In a stunt art event, British artist David Hockney redesigned the logo for the conservative UK tabloid The Sun (owned by Rupert Murdoch's News UK) and people are losing their minds.
The artwork, created ahead of a major retrospective at Tate Britain next week, may become known as Hockney's most controversial work, and as a publicity stunt is paying off in spades.
A Free David Hockney in The Sun tomorrowhttps://t.co/7HhTSeOOso pic.twitter.com/8AucehUY70
— The Sun (@TheSun) February 2, 2017
“I was delighted to be asked. Once I thought about the idea it didn't take me long. The sun and The Sun — I love it.”
Art criticism site The Double Negative calls it a “terrible lapse in judgement:”
And let's just consider The Sun: a publication built on Page 3, and headlines like: “1 in 5 Brit Muslims' sympathy for jihadis”. Who could forget – and none do in Merseyside – the lies about Liverpudlians after the Hillsborough disaster? “The Truth; some fans picked pockets of victims; some fans urinated on the brave cops; some fans beat up PC giving kiss of life.” This “deeply damaging” slur has had a crushing, on-going effect on the city and its reputation for nearly 30 years…

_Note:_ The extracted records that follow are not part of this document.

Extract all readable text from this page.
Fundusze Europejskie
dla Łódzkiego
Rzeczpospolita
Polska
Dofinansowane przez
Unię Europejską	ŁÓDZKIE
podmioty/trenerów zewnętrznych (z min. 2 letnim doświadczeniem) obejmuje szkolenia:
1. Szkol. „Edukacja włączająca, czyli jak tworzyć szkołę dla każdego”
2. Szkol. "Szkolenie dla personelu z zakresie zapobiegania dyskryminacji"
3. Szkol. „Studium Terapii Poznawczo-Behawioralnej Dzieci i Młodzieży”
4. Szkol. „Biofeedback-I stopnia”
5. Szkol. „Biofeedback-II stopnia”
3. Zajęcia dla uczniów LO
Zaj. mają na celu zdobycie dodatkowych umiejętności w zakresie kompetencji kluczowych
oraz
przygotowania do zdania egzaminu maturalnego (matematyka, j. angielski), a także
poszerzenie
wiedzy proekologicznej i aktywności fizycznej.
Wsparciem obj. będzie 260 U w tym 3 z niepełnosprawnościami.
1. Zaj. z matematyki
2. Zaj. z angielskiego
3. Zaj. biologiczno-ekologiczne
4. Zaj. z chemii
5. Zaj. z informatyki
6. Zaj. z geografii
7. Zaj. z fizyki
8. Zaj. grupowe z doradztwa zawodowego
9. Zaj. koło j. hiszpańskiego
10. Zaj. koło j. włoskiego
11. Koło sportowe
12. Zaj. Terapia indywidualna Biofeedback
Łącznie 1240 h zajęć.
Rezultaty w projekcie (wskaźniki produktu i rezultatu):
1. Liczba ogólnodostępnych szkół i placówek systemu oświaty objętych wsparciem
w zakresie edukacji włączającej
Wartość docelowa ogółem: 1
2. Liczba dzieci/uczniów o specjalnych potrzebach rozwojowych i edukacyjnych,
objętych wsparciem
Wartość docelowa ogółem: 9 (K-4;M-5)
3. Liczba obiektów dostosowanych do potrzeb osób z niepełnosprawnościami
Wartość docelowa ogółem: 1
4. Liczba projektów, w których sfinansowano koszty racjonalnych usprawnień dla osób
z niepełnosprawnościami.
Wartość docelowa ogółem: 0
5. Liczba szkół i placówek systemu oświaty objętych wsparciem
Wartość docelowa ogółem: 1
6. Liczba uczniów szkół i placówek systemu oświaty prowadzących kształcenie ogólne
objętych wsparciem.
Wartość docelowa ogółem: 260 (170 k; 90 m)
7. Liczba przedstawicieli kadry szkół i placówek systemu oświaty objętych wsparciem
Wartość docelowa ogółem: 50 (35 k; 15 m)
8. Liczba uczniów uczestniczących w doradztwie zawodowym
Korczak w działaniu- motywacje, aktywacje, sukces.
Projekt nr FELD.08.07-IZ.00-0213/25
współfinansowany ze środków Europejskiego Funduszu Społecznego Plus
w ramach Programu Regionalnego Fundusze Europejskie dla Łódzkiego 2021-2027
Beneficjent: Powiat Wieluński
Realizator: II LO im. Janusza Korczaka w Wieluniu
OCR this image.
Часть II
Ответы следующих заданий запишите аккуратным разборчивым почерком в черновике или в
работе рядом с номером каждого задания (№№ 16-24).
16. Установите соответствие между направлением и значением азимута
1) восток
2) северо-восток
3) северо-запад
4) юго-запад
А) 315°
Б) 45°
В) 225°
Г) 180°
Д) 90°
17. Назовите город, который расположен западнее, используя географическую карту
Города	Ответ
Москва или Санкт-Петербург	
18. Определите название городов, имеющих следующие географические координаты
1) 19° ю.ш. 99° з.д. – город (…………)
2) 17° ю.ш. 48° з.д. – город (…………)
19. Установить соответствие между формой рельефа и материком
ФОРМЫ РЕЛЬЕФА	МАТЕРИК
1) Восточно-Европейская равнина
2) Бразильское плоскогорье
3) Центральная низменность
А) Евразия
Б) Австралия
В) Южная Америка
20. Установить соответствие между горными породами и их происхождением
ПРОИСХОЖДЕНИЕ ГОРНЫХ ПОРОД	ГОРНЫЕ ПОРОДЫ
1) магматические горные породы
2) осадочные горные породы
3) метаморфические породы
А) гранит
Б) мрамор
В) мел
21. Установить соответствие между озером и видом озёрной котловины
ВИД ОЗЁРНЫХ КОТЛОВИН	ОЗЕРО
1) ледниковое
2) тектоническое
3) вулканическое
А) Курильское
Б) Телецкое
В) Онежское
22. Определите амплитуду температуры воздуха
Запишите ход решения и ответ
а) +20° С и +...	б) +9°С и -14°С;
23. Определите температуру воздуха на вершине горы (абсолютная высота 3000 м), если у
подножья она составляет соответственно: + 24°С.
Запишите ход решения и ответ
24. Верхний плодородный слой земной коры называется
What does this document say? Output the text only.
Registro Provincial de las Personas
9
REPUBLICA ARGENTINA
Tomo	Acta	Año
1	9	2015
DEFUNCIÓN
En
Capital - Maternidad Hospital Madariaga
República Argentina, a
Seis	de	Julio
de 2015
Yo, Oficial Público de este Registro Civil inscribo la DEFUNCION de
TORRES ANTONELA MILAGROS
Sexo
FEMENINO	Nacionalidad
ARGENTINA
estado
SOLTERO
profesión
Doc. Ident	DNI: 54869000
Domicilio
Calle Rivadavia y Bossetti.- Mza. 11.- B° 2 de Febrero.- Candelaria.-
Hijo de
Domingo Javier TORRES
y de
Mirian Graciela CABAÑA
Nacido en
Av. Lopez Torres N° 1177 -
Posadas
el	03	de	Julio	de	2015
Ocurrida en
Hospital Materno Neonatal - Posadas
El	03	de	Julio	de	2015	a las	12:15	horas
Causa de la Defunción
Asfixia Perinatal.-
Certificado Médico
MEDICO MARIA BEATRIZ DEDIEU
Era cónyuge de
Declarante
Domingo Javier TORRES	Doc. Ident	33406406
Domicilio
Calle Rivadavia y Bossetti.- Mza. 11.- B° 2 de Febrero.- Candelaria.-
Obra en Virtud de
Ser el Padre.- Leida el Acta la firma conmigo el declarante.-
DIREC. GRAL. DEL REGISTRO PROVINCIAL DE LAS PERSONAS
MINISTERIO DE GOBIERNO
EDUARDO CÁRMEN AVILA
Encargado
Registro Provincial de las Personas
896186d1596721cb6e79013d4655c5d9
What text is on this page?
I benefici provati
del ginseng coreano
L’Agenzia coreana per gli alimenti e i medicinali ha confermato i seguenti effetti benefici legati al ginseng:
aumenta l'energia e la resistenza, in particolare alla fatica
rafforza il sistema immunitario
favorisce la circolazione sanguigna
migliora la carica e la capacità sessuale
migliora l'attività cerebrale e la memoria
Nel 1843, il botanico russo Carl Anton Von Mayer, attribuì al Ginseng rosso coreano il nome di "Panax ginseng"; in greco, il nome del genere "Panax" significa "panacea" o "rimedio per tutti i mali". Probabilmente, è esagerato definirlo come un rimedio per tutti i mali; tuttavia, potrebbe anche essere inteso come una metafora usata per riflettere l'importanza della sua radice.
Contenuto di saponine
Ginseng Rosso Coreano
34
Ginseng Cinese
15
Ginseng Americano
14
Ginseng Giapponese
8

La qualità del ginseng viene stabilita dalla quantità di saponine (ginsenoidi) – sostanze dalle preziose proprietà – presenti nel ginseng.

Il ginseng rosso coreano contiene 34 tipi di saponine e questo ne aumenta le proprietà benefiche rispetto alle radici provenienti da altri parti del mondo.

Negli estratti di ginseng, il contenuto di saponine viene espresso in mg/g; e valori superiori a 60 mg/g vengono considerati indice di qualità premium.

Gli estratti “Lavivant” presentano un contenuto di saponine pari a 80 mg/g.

Courting a tabloid like The Sun, however, with all of the repugnant associations and easy, sordid connotations that entails, can only be viewed – even with the most cursory of glances – as a huge misstep by the usually savvy Tate. Hockney, widely regarded as an artist to have stood the test of time, guarantees a huge audience wherever he goes, making this type of marketing ploy hardly necessary. So, vast readership or not, getting in bed with The Sun surely remains something of a monumental gamble for an institution that prides itself not only on the quality of artist it can attract and exhibit, but more than most, prides itself on its progressive outlook and public perception.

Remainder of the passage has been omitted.